Phil Jackson's Comments on Coaching Again Require a Few Grains of Salt

Jesse DorseyFeatured ColumnistJanuary 9, 2013

EL SEGUNDO, CA - MAY 11:  Former coach of the Los Angeles Lakers Phil Jackson during a news conference at the Lakers training facility on May 11, 2011 in El Segundo, California. The Lakers were swept out of their best of seven series with the Dallas Mavericks four games to none. NOTE TO USER: User expressly acknowledges and agrees that, by downloading and or using this photograph, User is consenting to the terms and conditions of the Getty Images License Agreement.  (Photo by Kevork Djansezian/Getty Images)
Kevork Djansezian/Getty Images

Phil Jackson's desire to coach in the NBA again seems to be in another valley, as his comments to seem to suggest that he's done as a coach in the NBA. And at the very least, we know he's not going to be coaching the Brooklyn Nets.

Here it is, straight from the horse's mouth. Phil Jackson himself telling us all that he's never going to coach again: "I have no intention of ever coaching again."

It's simple and direct: the absolute end of the story.


These comments seem to be rather pointed, mostly because the job offered up to him is less than savory.

The fact is, Phil Jackson was spurned by the Los Angeles Lakers, and then the only other coaching job that came up was one that wasn't exactly lucrative.

At this point in his life, you're going to need a lot more than a struggling Deron Williams, a lost Joe Johnson, a Brook Lopez who is having trouble staying on the court and a still wild, yet less effective Gerald Wallace.

Combine that with the team's less-than-stellar bench, and you've got a basketball team that's bound for a fifth or sixth seed at the very most. Even if Jackson were to come in and coach them, not even he could turn this team around midseason.

Not only that, the supposed star player of the Nets is Williams, a point guard. Jackson has made a career out of running an offense that does nothing to promote the use of the point guard as anything more than a spot-up shooter.

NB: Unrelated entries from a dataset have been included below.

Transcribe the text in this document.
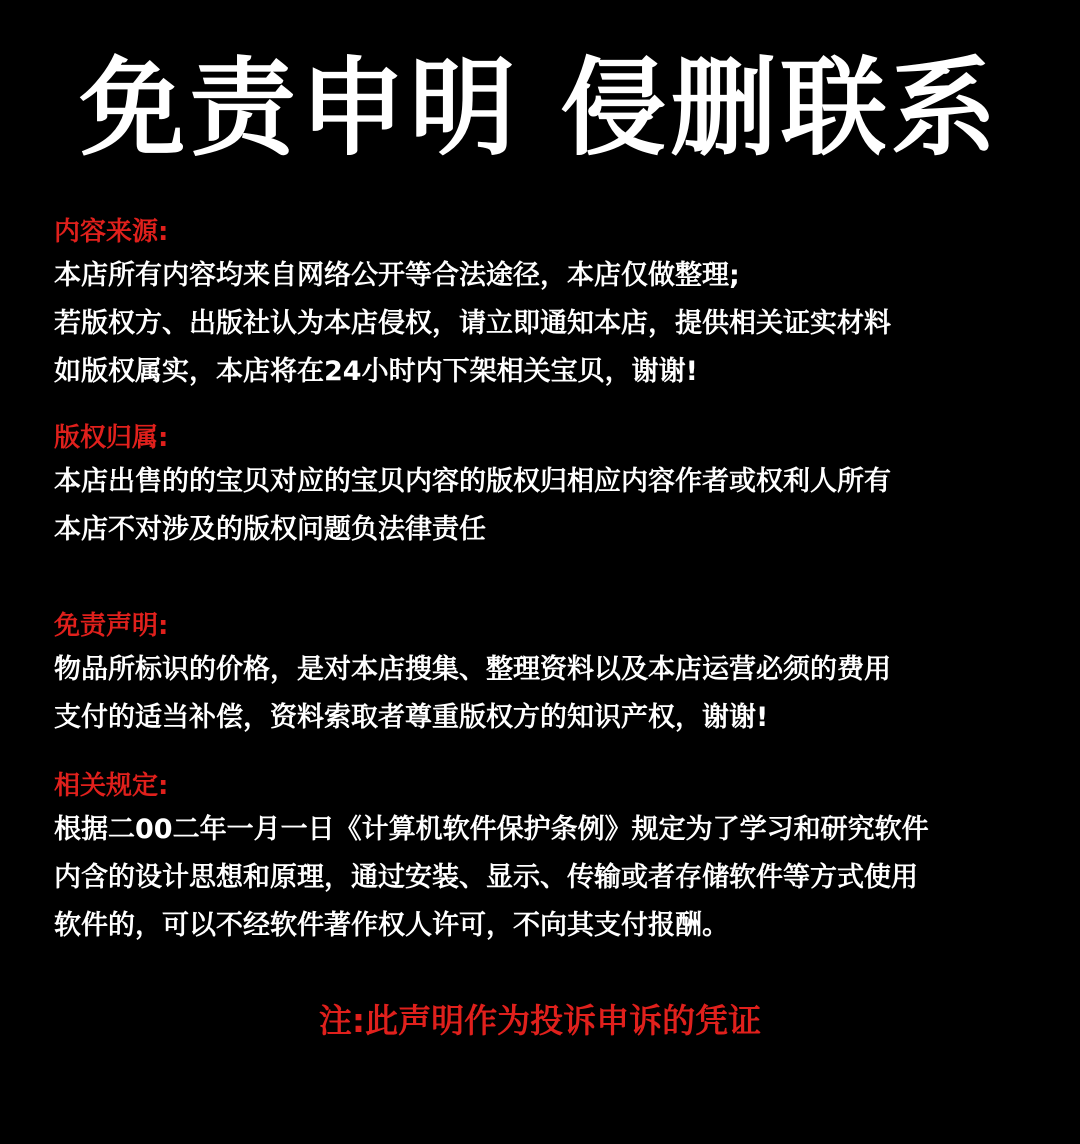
免责申明 侵删联系
内容来源:
本店所有内容均来自网络公开等合法途径，本店仅做整理;
若版权方、出版社认为本店侵权，请立即通知本店，提供相关证实材料
如版权属实，本店将在24小时内下架相关宝贝，谢谢!
版权归属:
本店出售的的宝贝对应的宝贝内容的版权归相应内容作者或权利人所有
本店不对涉及的版权问题负法律责任
免责声明:
物品所标识的价格，是对本店搜集、整理资料以及本店运营必须的费用
支付的适当补偿，资料索取者尊重版权方的知识产权，谢谢!
相关规定:
根据二00二年一月一日《计算机软件保护条例》规定为了学习和研究软件
内含的设计思想和原理，通过安装、显示、传输或者存储软件等方式使用
软件的，可以不经软件著作权人许可，不向其支付报酬。
注:此声明作为投诉申诉的凭证
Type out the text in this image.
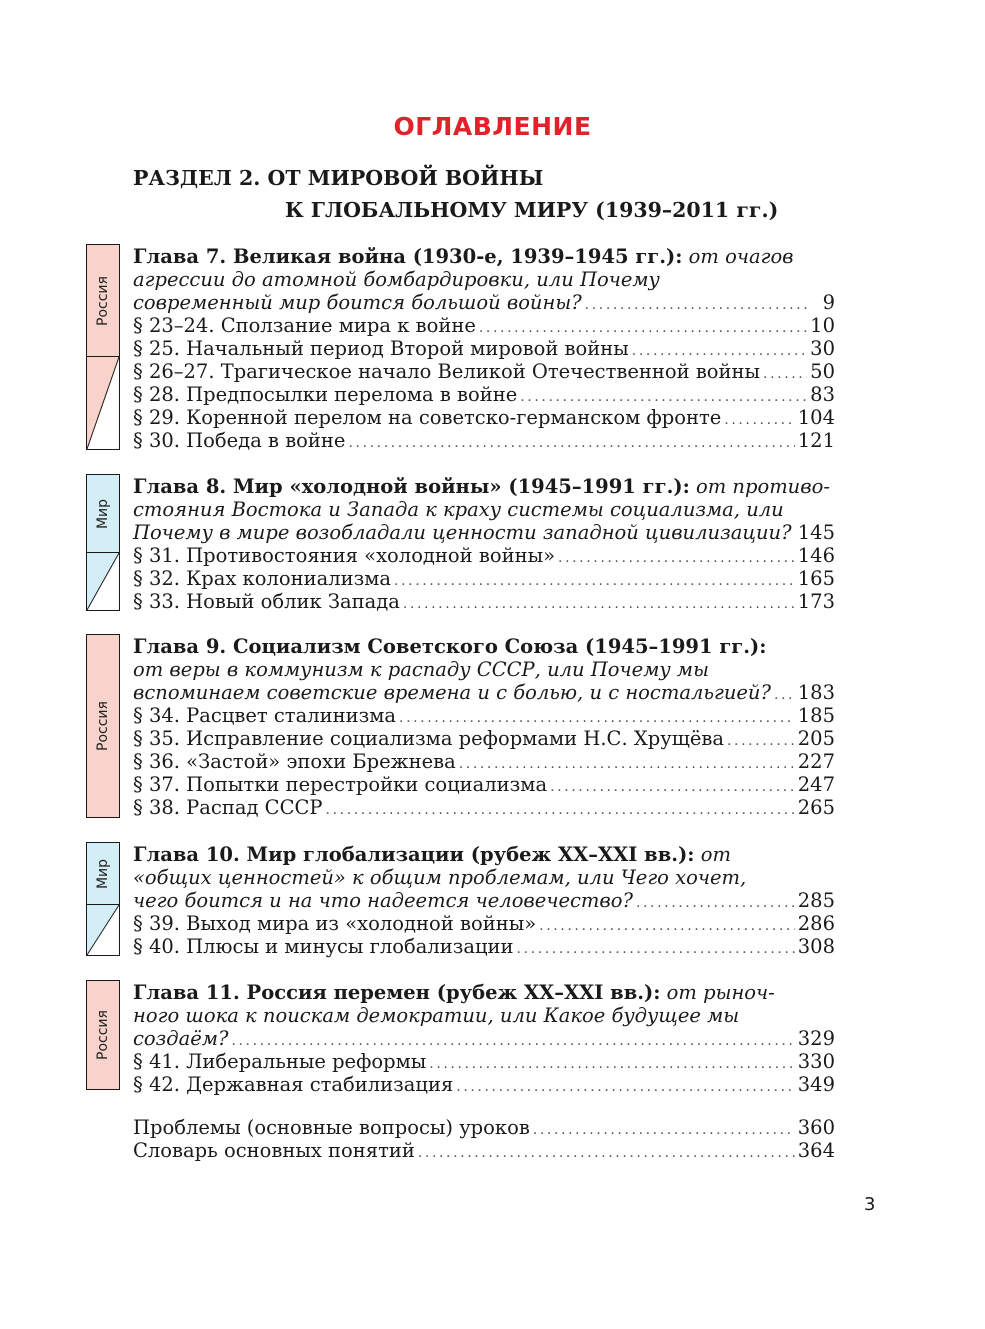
ОГЛАВЛЕНИЕ
РАЗДЕЛ 2. ОТ МИРОВОЙ ВОЙНЫ
К ГЛОБАЛЬНОМУ МИРУ (1939–2011 гг.)
Россия
Глава 7. Великая война (1930-е, 1939–1945 гг.): от очагов
агрессии до атомной бомбардировки, или Почему
современный мир боится большой войны? .....	9
§ 23–24. Сползание мира к войне .....	10
§ 25. Начальный период Второй мировой войны .....	30
§ 26–27. Трагическое начало Великой Отечественной войны .....	50
§ 28. Предпосылки перелома в войне .....	83
§ 29. Коренной перелом на советско-германском фронте .....	104
§ 30. Победа в войне .....	121
Мир
Глава 8. Мир «холодной войны» (1945–1991 гг.): от противо-
стояния Востока и Запада к краху системы социализма, или
Почему в мире возобладали ценности западной цивилизации? 145
§ 31. Противостояния «холодной войны» .....	146
§ 32. Крах колониализма .....	165
§ 33. Новый облик Запада .....	173
Россия
Глава 9. Социализм Советского Союза (1945–1991 гг.):
от веры в коммунизм к распаду СССР, или Почему мы
вспоминаем советские времена и с болью, и с ностальгией? ..... 183
§ 34. Расцвет сталинизма .....	185
§ 35. Исправление социализма реформами Н.С. Хрущёва .....	205
§ 36. «Застой» эпохи Брежнева .....	227
§ 37. Попытки перестройки социализма .....	247
§ 38. Распад СССР .....	265
Мир
Глава 10. Мир глобализации (рубеж XX–XXI вв.): от
«общих ценностей» к общим проблемам, или Чего хочет,
чего боится и на что надеется человечество? .....	285
§ 39. Выход мира из «холодной войны» .....	286
§ 40. Плюсы и минусы глобализации .....	308
Россия
Глава 11. Россия перемен (рубеж XX–XXI вв.): от рыноч-
ного шока к поискам демократии, или Какое будущее мы
создаём? .....	329
§ 41. Либеральные реформы .....	330
§ 42. Державная стабилизация .....	349
Проблемы (основные вопросы) уроков .....	360
Словарь основных понятий .....	364
3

Jackson isn't going to drop what he's doing to come in and coach a team that doesn't have a shot at making it to the conference finals at the very least, and he's not going to come in and suddenly pretend that he wants his point guard to be running the offense.

This Nets job was never that lucrative to Jackson in the first place, so there should be no surprise that he denied wanting to coach this team.

But let's take a look at Jackson's words again: "I have no intention of ever coaching again."

As Chris Sheridan notes in the initial link, doesn't that sound a bit like what he said after the Lakers were eliminated from the playoffs in 2011? Let's take a look at that.

It was his hope, at that time, that he had coached his final game in the NBA. Technically, he's still right in that statement, but he nearly wasn't.

I'm sure that after he was kicked to the curb by the Lakers this time around it made it a lot harder for him to come back. However, he's already shown that he'll have those lingering feelings, almost regardless.

Will Jackson's name stay out of coaching searches for the time being? Most likely. But Sheridan pointed out that Jackson did not go so far as to use the word "retired," so it's hard to really put a lid on this.

Who's to say the Miami Heat, the Los Angeles Clippers, the New York Knicks or even the Oklahoma City Thunder stick with their head coaches for the long run?

What happens if one of these positions opens up and they want Phil Jackson sitting at the end of their bench?

He might say that he's done with basketball now, but I don't think those feelings are going to stick around forever.